You might want to add a sanity check in the light.loop() to make sure the owner exists before you read values from its variables.
It looks like either the light generation or the shade placement can't do anything over 8 states. I'm getting "flipped edges" in most cases...

http://i.imgur.com/Rz3r4.png

Edit: this turned out to be my fault.
In response to Carnwennan
Carnwennan wrote:
You can fix the light-strips by setting the mob.sight |= SEE_PIXELS flag.

Also, Forum_account, you could try using this snippet to eliminate the need for squares to find the hypotenuse of a triangle. It's a quite accurate linear approximation and will work flawlessy for your needs.

> proc/lum(atom/a)
> if(!radius) return 0
>
> var/dx = abs(__x - a.x)
> var/dy = abs(__y - a.y)
>
> var/dist
> if(dx >= dy) dist = (0.934 * dx) + (0.427 * dy)
> else dist = (0.934 * dy) + (0.427 * dx)
>
> // if the turf is outside the radius the light doesn't illuminate it
> if(dist > radius) return 0
>
> // this creates a circle of light that non-linearly transitions between
> // the value of the intensity var and zero.
> return cos(90 * dist / radius) * intensity
>
>


This doesn't scale with different icon-sizes other than 32.
Also, your lights don't handle what should happen when they are deleted.

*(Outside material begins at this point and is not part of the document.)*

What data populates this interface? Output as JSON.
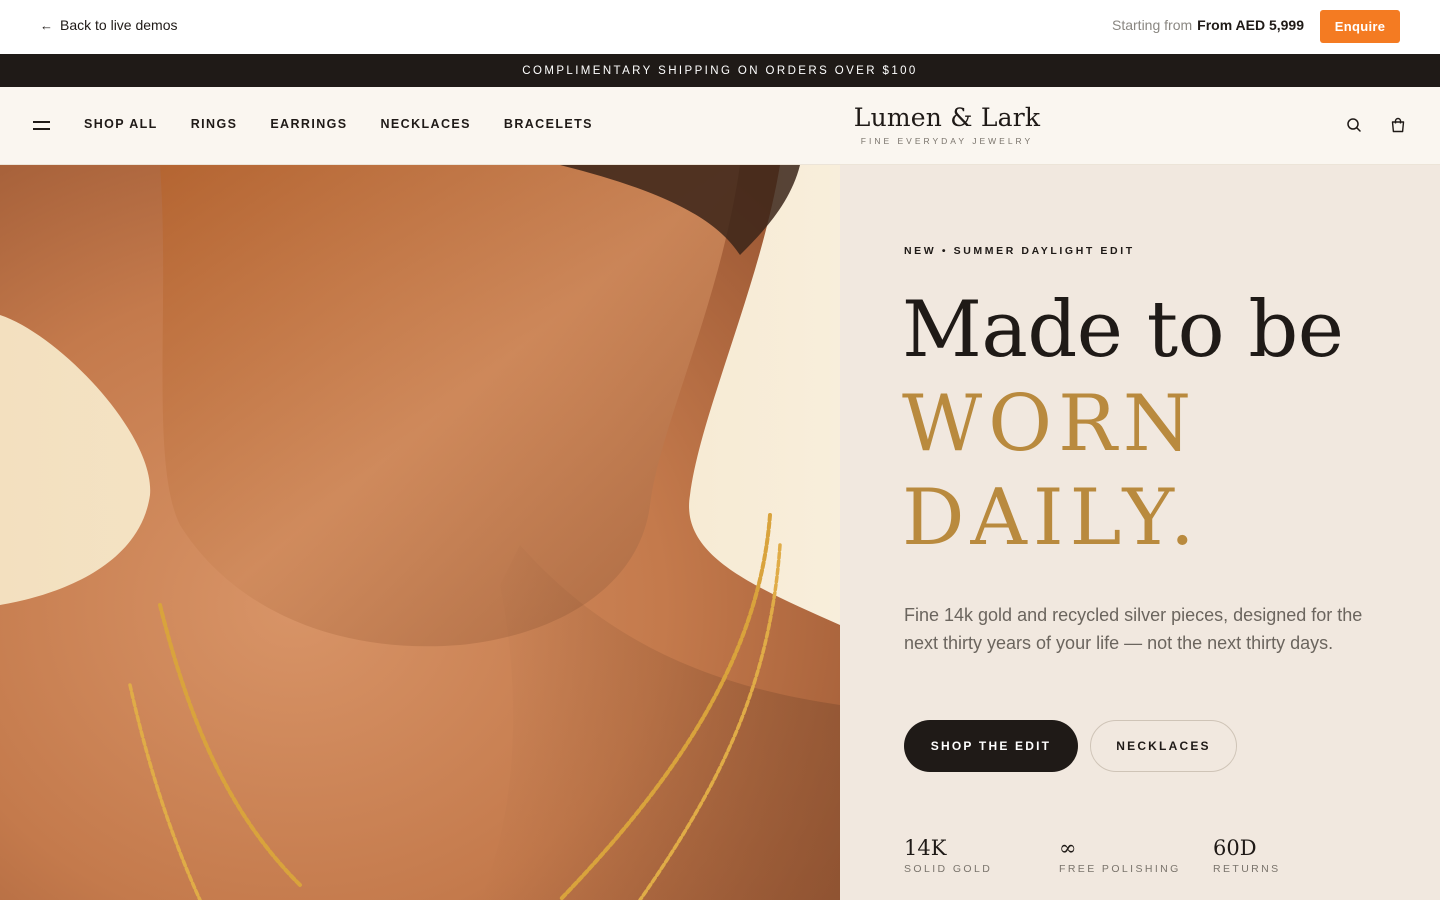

I suggest:

light
Del()
off()
apply()
..()
Also, is this supposed to happen?

In the opacity demo, you use this to accomplish shadow casting:

effect() //original opacity
var/list/L = list()
for(var/shading/s in range(radius, src))
if(!isnull(L[s])) continue
if(s.x == x && s.y == y)
L[s] = lum(s)
continue
var/dx = (s.x - x)
var/dy = (s.y - y)
var/d = sqrt(dx * dx + dy * dy)
if(d > 0)
dx /= d
dy /= d
var/tx = x + dx + 0.5
var/ty = y + dy + 0.5
for(var/i = 1 to radius)
var/turf/t = locate(round(tx), round(ty), z)
if(!t) break
if(t.opaque) break
if(t.shading == s) break
if(!L[t.shading]) L[t.shading] = lum(t.shading)
tx += dx
ty += dy
return L


Unfortunately, if a turf gets "deleted" (turfs don't really get deleted, they just morph into another turf), the shading for that specific turf goes whacky...

I've tried just about everything I can think of and I can't fix it!

stale light 1


stale light 2


stale light 3


weird border

Also, as seen above, the opaque effect does something weird at the edge of the map.